Im Islam gilt Mikail (auch Michael genannt) als einer der großen Erzengel, die eine zentrale Rolle im göttlichen Plan spielen. Gemeinsam mit dem Erzengel Dschebrail (Gabriel), Israfil und Asrael gehört er zu den vier wichtigsten Engeln, die nach islamischer Vorstellung direkt im Dienst Gottes stehen. Während Dschebrail für die Übermittlung der göttlichen Offenbarung zuständig ist, hat Mikail eine andere, ebenso wichtige Aufgabe: Er sorgt für das Gleichgewicht in der Natur.

Mikail ist verantwortlich für Niederschläge, Ernten, Winde und alles, was das Leben auf der Erde erhält. Er sorgt dafür, dass Regen fällt, Früchte wachsen und die Jahreszeiten ihren Lauf nehmen. Im Unterschied zu Dschebrail, der oft mit Offenbarung und Prophetentum assoziiert wird, verkörpert Mikail die sorgende, lebenserhaltende Seite der göttlichen Macht. In vielen islamischen Traditionen wird er als mitleidsvoll und barmherzig beschrieben – ein Engel, der stets darauf achtet, dass die Menschen genug zu essen haben und die Natur in Harmonie bleibt.

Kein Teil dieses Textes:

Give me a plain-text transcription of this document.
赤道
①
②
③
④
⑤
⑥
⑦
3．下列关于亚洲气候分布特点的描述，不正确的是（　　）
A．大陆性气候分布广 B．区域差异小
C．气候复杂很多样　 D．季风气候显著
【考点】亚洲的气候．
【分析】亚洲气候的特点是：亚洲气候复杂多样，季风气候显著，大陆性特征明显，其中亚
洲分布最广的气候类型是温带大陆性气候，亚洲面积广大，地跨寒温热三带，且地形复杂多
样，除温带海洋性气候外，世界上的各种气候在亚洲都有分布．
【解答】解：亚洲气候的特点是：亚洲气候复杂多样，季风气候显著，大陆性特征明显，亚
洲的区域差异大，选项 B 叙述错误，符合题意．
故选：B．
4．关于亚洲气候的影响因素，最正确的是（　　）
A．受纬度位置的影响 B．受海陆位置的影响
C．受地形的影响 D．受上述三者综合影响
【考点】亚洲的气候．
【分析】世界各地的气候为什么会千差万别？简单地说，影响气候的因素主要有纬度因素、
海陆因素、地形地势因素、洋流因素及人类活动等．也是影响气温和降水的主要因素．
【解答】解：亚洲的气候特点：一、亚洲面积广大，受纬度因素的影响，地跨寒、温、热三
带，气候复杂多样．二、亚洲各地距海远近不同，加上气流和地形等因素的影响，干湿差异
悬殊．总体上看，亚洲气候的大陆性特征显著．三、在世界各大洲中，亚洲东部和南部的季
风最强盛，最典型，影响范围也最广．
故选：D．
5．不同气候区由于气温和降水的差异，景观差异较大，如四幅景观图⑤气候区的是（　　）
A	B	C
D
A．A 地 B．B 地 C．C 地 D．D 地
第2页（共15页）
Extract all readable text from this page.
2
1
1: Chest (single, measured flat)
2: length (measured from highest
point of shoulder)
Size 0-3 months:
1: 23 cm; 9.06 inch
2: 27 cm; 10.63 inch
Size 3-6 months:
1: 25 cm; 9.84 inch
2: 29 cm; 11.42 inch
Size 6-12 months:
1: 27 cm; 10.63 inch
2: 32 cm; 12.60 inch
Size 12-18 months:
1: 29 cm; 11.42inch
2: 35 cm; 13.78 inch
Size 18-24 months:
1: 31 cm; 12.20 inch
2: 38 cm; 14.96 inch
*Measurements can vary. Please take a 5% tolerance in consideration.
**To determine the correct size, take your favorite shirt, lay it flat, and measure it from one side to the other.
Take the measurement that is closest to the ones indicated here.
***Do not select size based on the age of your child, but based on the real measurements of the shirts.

Der Name „Mikail“ ist besonders in Ländern wie der Türkei und Aserbaidschan verbreitet und spiegelt die tiefe spirituelle Verbundenheit mit den Engeln wider. Obwohl im Koran nur wenige Details über ihn erwähnt werden, nimmt er in der islamischen Engellehre einen festen Platz ein. Interessant ist, dass Mikail auch im Judentum und Christentum als Erzengel Michael bekannt ist – ein Zeichen für die gemeinsamen Wurzeln dieser Religionen.

So bleibt Mikail eine Gestalt des Vertrauens: Wer auf den Regen wartet oder eine gute Ernte hofft, mag auch heute noch an den Engel denken, der über das Gleichgewicht der Natur wacht.